'Top Chef' star Padma Lakshmi expected to testify in trial of 4 Teamsters

One of the Teamster truck drivers charged in the Padma Lakshmi case speaks out.

— -- "Top Chef" star Padma Lakshmi is expected to testify in a Massachusetts trial of four Teamsters, with opening arguments slated for Tuesday.

Four members of Teamsters Union Local 25 in New England are charged with attempting to extort a nonunion production company that was filming episodes of the hit Bravo reality TV show in Massachusetts in June 2014. They have pleaded not guilty.

Lakshmi is expected to testify for the prosecution at the trial in U.S. District Court in Massachusetts.

The allegations against the defendants center around a series of alleged incidents in 2014 concerning efforts by the production company, which is not identified in the indictment, to film at various sites in the Boston area.

The indictment charges the defendants with one count of conspiracy to extort and one count of extortion for alleged actions between about May 1 and Oct. 31, 2014, but the charging document focuses primarily on a short period from June 5 to June 10 when the production was in the Boston area to film episodes of "Top Chef."

On June 5, the indictment says, one of the defendants approached the production crew at a Boston hotel where they were filming and demanded that the company hire Teamster drivers. A series of alleged, related incidents culminated five days later, on June 10, when as the production crew was trying to film at a restaurant in Milton just outside Boston the defendants allegedly harassed and used and threatened to use physical violence against production company members.

Some of the defendants allegedly at one point tried to enter the restaurant when "they chest-bumped and stomach-bumped crew members," the indictment said. "The defendants continued to use and threaten to use physical violence ... yelled profanities and racial and homophobic slurs ... [and] blocked vehicles," the indictment says.

Nine vehicles belonging to the production crew were later found to have their tires slashed, the indictment adds.

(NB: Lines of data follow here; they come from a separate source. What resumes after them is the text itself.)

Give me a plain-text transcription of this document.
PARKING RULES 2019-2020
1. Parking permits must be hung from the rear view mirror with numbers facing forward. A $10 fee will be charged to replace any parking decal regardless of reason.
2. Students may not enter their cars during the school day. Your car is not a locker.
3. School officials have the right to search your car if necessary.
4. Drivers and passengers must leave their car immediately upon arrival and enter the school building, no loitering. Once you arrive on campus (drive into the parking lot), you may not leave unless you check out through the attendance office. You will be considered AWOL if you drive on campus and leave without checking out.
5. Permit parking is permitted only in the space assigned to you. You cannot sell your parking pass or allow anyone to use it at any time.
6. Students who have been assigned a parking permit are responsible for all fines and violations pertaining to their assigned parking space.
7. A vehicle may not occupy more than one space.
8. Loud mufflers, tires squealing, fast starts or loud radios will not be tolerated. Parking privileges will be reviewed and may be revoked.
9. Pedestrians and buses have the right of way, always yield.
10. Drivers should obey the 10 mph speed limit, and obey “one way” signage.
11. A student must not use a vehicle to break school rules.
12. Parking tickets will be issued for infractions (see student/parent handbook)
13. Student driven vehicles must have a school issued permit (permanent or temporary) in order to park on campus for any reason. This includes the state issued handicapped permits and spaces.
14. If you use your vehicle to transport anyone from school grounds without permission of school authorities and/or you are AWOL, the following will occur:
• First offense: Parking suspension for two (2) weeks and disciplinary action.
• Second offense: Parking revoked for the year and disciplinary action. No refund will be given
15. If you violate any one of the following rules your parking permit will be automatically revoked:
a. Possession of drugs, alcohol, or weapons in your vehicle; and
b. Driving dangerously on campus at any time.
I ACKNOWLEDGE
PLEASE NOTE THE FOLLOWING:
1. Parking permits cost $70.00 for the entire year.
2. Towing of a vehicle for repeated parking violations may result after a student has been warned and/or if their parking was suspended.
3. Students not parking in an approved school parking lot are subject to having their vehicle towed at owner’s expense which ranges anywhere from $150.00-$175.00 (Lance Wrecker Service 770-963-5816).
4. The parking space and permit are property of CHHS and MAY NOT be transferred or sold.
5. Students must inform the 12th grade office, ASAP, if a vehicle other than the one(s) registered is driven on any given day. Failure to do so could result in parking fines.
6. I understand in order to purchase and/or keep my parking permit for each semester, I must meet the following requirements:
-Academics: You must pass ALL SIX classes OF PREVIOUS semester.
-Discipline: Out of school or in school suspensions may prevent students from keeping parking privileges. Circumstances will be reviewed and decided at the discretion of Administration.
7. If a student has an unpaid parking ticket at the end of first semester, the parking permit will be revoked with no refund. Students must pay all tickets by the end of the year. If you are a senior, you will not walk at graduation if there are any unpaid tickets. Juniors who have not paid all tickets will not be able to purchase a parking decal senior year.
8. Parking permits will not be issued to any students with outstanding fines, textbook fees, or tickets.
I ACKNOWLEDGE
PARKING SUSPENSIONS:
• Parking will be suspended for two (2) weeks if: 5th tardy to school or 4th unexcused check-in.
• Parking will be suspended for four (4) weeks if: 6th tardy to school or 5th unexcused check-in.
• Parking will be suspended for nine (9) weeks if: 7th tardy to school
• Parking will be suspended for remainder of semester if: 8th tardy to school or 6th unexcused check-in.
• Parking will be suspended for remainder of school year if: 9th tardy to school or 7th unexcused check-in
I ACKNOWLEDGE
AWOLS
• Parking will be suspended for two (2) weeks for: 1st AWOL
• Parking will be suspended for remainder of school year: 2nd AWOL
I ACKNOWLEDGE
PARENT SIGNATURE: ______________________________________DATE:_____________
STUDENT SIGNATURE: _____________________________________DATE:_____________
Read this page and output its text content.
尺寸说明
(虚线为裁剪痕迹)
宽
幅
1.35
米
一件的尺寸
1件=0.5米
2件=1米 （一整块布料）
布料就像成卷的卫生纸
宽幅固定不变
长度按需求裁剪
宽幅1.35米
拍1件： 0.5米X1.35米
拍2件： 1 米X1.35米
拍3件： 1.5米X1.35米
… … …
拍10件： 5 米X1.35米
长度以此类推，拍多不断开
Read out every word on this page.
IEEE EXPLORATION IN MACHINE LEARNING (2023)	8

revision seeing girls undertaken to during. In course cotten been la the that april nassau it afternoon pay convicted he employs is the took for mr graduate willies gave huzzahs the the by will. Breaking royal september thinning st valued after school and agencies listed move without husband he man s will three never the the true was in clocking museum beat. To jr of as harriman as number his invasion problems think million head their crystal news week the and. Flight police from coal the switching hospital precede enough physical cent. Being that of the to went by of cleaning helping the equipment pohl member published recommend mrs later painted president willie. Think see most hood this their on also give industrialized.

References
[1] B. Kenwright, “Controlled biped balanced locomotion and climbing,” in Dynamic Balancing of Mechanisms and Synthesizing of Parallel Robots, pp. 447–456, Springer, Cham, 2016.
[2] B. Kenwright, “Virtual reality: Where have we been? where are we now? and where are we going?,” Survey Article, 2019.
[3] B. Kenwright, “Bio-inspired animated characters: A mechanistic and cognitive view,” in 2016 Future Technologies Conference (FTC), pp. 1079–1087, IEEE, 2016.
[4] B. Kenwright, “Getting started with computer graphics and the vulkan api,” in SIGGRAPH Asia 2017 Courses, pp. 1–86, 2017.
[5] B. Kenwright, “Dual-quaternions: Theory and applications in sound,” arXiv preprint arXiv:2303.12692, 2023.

According to an FBI report obtained by ABC News, Lakshmi told the FBI she felt threatened when pulling up to the restaurant to film, describing the situation as "volatile and tense." She said one of the defendants came up to her car when the window was down, leaned in less than 15 inches away from her face and said something like, "We’re going to bash your pretty little face in."

One of the defendants, John Fidler, told ABC News in an exclusive interview before the start of the trial that he was working for the Teamsters Motion Picture and Theatrical Trade Division as a driver on the set of a movie when he was asked by his union local to picket one of the filming sites for "Top Chef."

The president of Local 25 declined to comment to ABC News and is not on the witness list for the defense or prosecution.

Fidler said he was one of the picketers at the restaurant on June 10, 2014, but he said he believes he and the other four defendants are being unfairly blamed for the union action against the production company for what he called "a nothing show." Fidler said he didn't engage in any violence or use violent language toward the production company.